今年は、辰年。それにちなんで調べてみました。

鹿児島にある覚照寺のHPの仏事Q&Aに詳しい答えがありました。
◆覚照寺のHP お寺の龍の彫刻や飾りにはどういう意味があるの?

 龍は仏教発祥の地・インドでも仏法を護る存在でした。ブダガヤで悟りを得ようと瞑想するお釈迦さまを、七首のナーガ(龍)が鎌首をあげて背中から覆い、風雨から護ったという「ムチリンダ龍王」という有名な説話が残っており、これを受けた古い彫刻が仏教国・カンボジアにも多数現存しています。
 親鸞聖人も『現世利益和讃』において、「難陀(なんだ)、跋難(ばつなん)、大龍(だいりゅう)など無量の龍神(りゅうじん)が、お念仏を称える人を夜昼常に護る」と示されており、難陀、跋難も共に龍の一種だと言われています。
 一方、中国の仰韶(ぎょうしょう)時代の彩色土器にその原型が見られ、日本の仏教美術に見られる龍は、中国的形態を受け継いでいます。
 これらの意味と歴史を受けて、お寺にある龍の彫刻は、仏法とそれを信仰するすべての人々を護ることを意味していると考えられます。

なるほど!辰年にしてやっと分かりました(・∀・)


それでは、仏法とそれを信仰するすべての人々を護ってくださっている四天王寺の龍をご覧ください。(数え方が分からないので頭にしています。)

聖徳太子影向引導の鐘の龍 1頭



西大門(極楽門)の線香立ての龍 3頭





五重塔の前にある八角燈籠の龍 2頭







龍(たつ)の井戸の前の龍 1頭


この龍、大好きなのでもう一枚。


龍(たつ)の井戸にいる龍 1頭


龍(たつ)の井戸屋形の天井の龍 1頭


龍の井戸
 この井戸は、金堂本尊基檀下にある青龍池(しょうりゅういけ)を水源としており、東に流れて亀井水に導かれている霊水である。
 古来、この井戸は天竺(インド)の無熱池(むねつち)に通じており、この池を守護する清龍が棲むと伝えられている。
 この龍の影が映るとされる天井には、龍の絵が描かれている。
 井戸の前に安置されている龍の宝珠に触れ、井戸を覗いて水面に湧現される龍に祈願すれば、たちまち厄災を除くと信ぜられている。

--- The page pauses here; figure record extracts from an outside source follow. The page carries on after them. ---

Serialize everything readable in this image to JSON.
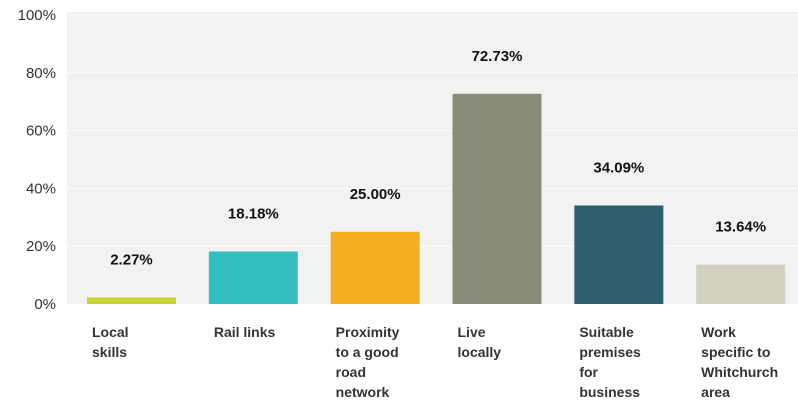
{
  "chart_data": {
    "type": "bar",
    "categories": [
      [
        "Local",
        "skills"
      ],
      [
        "Rail links"
      ],
      [
        "Proximity",
        "to a good",
        "road",
        "network"
      ],
      [
        "Live",
        "locally"
      ],
      [
        "Suitable",
        "premises",
        "for",
        "business"
      ],
      [
        "Work",
        "specific to",
        "Whitchurch",
        "area"
      ]
    ],
    "values": [
      2.27,
      18.18,
      25.0,
      72.73,
      34.09,
      13.64
    ],
    "data_labels": [
      "2.27%",
      "18.18%",
      "25.00%",
      "72.73%",
      "34.09%",
      "13.64%"
    ],
    "colors": [
      "#c8d42f",
      "#34bec0",
      "#f6ad20",
      "#8a8b79",
      "#2f5f6e",
      "#d1d0c1"
    ],
    "yticks": [
      "0%",
      "20%",
      "40%",
      "60%",
      "80%",
      "100%"
    ],
    "ytick_values": [
      0,
      20,
      40,
      60,
      80,
      100
    ],
    "ylim": [
      0,
      100
    ],
    "grid": true,
    "plot_background": "#f2f2f2",
    "gridline_color": "#ffffff"
  }
}
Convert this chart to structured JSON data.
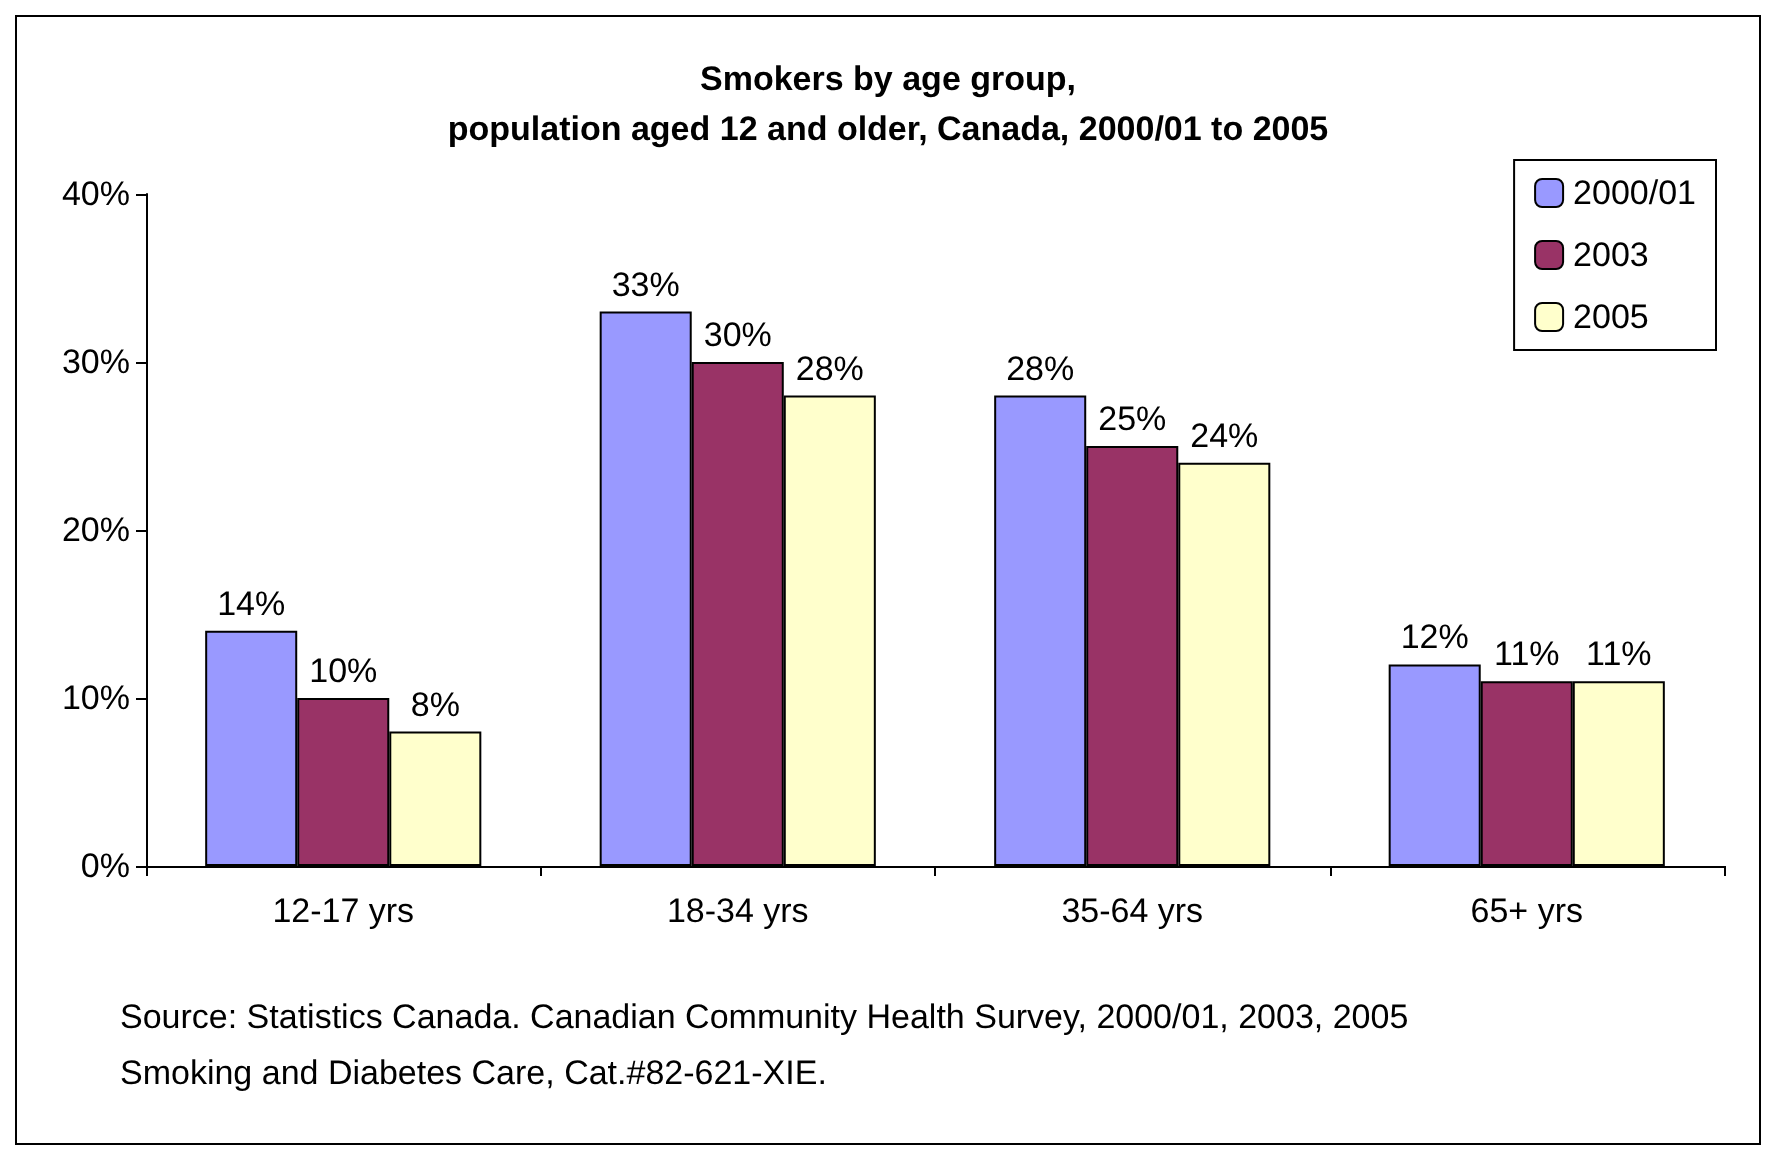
{
  "chart_data": {
    "type": "bar",
    "title": "Smokers by age group,\npopulation aged 12 and older, Canada, 2000/01 to 2005",
    "categories": [
      "12-17 yrs",
      "18-34 yrs",
      "35-64 yrs",
      "65+ yrs"
    ],
    "series": [
      {
        "name": "2000/01",
        "color": "#9999ff",
        "values": [
          14,
          33,
          28,
          12
        ],
        "value_labels": [
          "14%",
          "33%",
          "28%",
          "12%"
        ]
      },
      {
        "name": "2003",
        "color": "#993366",
        "values": [
          10,
          30,
          25,
          11
        ],
        "value_labels": [
          "10%",
          "30%",
          "25%",
          "11%"
        ]
      },
      {
        "name": "2005",
        "color": "#ffffcc",
        "values": [
          8,
          28,
          24,
          11
        ],
        "value_labels": [
          "8%",
          "28%",
          "24%",
          "11%"
        ]
      }
    ],
    "ylim": [
      0,
      40
    ],
    "yticks": [
      {
        "value": 0,
        "label": "0%"
      },
      {
        "value": 10,
        "label": "10%"
      },
      {
        "value": 20,
        "label": "20%"
      },
      {
        "value": 30,
        "label": "30%"
      },
      {
        "value": 40,
        "label": "40%"
      }
    ],
    "grid": false,
    "legend": "top right",
    "annotations": [
      "Source: Statistics Canada. Canadian Community Health Survey, 2000/01, 2003, 2005",
      "Smoking and Diabetes Care, Cat.#82-621-XIE."
    ]
  }
}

※天井の龍が井戸に映っているのではなく、井戸の龍の影が天井に映り、そこには龍の絵が書かれているのです。そうなのです!そうなのですよ!

※現存の井戸屋形は戦後いつ再建立されたか分かりませんが、昭和10年の書物によると、当時の龍の絵は、狩野法眼の筆と伝えられていたそうです。現在の龍の絵は誰の筆によるものか分かりません。


本坊への門の龍 1頭



山門の龍 1頭
この龍の彫刻は泉州の英雄 櫻井義国師のものだそうです。眼がなくなっているのが残念です。





英霊堂の龍 1頭



聖霊会の時の火焔太鼓の龍 2頭





聖霊会、経供養の時に四隅に立てられる柱の龍 4頭





経供養の時、経堂の前に立てられる柱の龍 2頭







そして龍笛。これは、龍ってついているだけですが^^; 



外から見える龍だけでも結構あります。
お堂の中にも、きっとまだまだ存在すると思います。


昨年は水に関わる大きな災害がありました。今年は、どうか平穏でありますようにと、2日にお参りをしました。寺田町から行ったので、龍の彫り物がある山門から入り、順路は逆になっています。





聖霊院にはお参りをしたかったのですが閉門時間でした。ここで経供養が行われます。


聖霊会が行われる石舞台と六時堂。




母校があるので、どうしてもこの石鳥居を抜ける時には、その時の記憶が蘇ります。